De légères vagues scintillent au soleil d'après-midi dans le panorama de Trieste, ancien porte d'accès à la Méditerranée des Habsbourg. La vue du Môle, qui porte le nom irisant de "Audace", est à couper le souffle. Il mène loin, vers les eaux indigo de l'Adriatique. Il est tout simplement impossible de ne pas apprécier la beauté de cet endroit. Ou bien si ? Deux jeunes femmes au milieu du Môle font des selfies depuis plus d'un quart d'heure. Elles essaient toutes les poses possibles, le regard constamment tourné vers le petit écran, le sourire figé. À quelques mètres à peine de cette scène est assis un vieil homme sur un banc. Il ne fait rien d'autre. Pas de smartphone, pas de photos - la faculté de ne rien faire et donc celle de profiter. Les deux jeunes femmes savent-elles encore faire cela ?

On peut en douter, mais il semble qu'elles aussi souffrent de leur incapacité à vivre l'instant présent. Peu de gens savent encore saisir le présent et laisser les choses se produire. La jeune génération ne vit pas le moment, elle le met en scène.

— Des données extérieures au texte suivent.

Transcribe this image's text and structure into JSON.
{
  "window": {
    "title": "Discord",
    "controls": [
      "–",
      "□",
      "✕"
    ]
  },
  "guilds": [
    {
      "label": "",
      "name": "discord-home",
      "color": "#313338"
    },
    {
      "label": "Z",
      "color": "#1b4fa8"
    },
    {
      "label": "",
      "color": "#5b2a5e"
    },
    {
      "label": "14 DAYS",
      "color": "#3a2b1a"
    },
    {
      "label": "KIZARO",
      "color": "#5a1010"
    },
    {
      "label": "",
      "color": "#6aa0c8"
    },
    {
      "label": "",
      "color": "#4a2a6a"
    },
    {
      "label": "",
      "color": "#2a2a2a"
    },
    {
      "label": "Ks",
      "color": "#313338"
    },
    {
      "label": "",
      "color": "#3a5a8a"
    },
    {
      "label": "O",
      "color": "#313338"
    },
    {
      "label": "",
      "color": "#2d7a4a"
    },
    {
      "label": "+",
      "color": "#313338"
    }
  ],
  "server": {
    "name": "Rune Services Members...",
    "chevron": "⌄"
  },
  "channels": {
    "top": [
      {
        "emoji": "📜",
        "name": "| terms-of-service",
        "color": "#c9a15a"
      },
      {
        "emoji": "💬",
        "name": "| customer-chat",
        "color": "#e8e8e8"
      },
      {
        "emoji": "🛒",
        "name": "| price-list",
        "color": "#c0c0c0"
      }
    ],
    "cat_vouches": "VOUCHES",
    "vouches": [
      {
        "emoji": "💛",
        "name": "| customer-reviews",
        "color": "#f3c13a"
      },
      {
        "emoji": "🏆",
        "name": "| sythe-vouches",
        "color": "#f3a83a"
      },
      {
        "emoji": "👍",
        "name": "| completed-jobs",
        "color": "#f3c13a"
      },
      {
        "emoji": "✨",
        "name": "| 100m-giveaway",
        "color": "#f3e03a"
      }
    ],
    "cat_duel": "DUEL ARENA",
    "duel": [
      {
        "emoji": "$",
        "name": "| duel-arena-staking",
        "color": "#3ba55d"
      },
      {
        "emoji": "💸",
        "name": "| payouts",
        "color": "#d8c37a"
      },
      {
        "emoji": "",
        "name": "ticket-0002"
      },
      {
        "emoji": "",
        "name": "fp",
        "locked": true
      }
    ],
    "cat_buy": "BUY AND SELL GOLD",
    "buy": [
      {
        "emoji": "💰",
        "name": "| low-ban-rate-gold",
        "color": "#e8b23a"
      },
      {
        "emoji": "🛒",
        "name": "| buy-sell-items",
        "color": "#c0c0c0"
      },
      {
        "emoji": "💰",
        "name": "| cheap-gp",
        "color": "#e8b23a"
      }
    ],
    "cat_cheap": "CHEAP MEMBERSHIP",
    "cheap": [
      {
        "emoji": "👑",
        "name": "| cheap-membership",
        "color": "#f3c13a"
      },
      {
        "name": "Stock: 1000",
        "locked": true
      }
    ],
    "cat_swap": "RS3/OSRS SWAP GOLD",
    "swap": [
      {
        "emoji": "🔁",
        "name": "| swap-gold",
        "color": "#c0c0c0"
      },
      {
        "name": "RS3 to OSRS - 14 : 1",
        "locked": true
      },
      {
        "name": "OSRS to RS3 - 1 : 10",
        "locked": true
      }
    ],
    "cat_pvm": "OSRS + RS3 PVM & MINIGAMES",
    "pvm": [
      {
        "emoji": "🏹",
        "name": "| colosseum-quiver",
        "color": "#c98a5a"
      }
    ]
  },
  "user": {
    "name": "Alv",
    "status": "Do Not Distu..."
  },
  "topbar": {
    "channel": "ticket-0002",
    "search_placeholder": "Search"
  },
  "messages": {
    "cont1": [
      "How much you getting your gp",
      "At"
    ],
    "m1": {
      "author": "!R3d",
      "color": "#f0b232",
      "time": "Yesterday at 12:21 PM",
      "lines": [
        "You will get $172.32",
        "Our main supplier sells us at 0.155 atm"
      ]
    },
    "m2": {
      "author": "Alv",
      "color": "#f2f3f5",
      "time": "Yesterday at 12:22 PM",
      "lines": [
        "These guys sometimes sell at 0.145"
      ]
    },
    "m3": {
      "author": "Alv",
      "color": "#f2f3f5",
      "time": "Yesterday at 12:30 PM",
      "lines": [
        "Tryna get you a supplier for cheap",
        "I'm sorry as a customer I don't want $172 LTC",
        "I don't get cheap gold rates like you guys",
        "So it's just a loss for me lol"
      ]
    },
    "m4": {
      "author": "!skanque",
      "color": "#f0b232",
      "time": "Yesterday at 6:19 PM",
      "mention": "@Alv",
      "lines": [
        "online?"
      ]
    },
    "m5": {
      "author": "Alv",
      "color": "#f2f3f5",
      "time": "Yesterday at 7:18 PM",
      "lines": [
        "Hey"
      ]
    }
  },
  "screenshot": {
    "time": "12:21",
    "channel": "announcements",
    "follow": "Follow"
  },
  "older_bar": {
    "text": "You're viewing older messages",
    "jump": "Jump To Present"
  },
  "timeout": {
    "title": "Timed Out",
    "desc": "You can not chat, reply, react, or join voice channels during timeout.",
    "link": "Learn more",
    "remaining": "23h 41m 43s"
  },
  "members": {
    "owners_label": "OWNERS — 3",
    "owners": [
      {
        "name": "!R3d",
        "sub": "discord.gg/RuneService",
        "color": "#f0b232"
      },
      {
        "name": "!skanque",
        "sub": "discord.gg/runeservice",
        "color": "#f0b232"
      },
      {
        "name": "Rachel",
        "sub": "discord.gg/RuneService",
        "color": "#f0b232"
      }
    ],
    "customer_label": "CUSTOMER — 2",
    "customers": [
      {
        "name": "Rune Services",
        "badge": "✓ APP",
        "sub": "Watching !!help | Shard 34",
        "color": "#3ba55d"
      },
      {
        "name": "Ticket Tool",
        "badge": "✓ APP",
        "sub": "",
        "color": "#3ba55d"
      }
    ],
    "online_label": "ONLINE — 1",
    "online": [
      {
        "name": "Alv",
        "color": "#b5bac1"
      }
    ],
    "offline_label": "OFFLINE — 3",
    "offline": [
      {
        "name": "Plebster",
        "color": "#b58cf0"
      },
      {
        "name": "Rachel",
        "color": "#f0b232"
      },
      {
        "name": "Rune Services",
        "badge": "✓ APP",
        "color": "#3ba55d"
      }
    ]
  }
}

Selfie pour selfie et post pour post. On parle de POPC - permanently online, permanently connected. Le numérique a fait de notre quotidien une sorte de reportage permanent qui se focalise sur un présent qui n'est qu'une pure mise en scène. Et qui n'est donc rien de plus qu'une illusion. Le voyage aussi en souffre, pense par exemple le chercheur en tourisme Ulrich Reinhard. Rien qu'avec les termes de Facebook, chacun se fait sa propre chronique. Dans les contenus, elle se différencie peu des chroniques historiques des siècles derniers. Autrefois aussi, on a écrit ce qui était glorieux et omis ce qui aurait laissé une image négative. L'embellissement de la vie, aujourd'hui comme autrefois. Nos vrais compagnons ne sont plus nos amis, mais des smartphones. Il ya certes des gens qui se rebellent face à cela. Mais leur nombre semble de plus en plus insignifiant.

Retour sur le Môle. Deux petits couples enlacés sont assis au bord et se parlent.  Ce que l'on remarque alors, ce ne sont pas leurs conversations, mais la façon qu'ils ont de se singulariser

On se serait au moins attendu à quelques selfies. Mais l'un des couples ne déçoit pas. Après quelques minutes, le garçon place un grand appareil face à lui et à la fille. Avant d'appuyer sur le déclencheur automatique, il demande : "Prête ?" Prête pour quoi ? pourrait-on se demander. Pour le présent ? La fille a l'air un peu inquiète. Puis les deux tournent le dos à la caméra et regardent au loin. La parfaite mise en scène de l' "idyllique regard amoureux vers la mer". Le présent n'existe plus. Il fait place à un spectacle. Et ne peut plus être vécu que comme un passé sur un écran.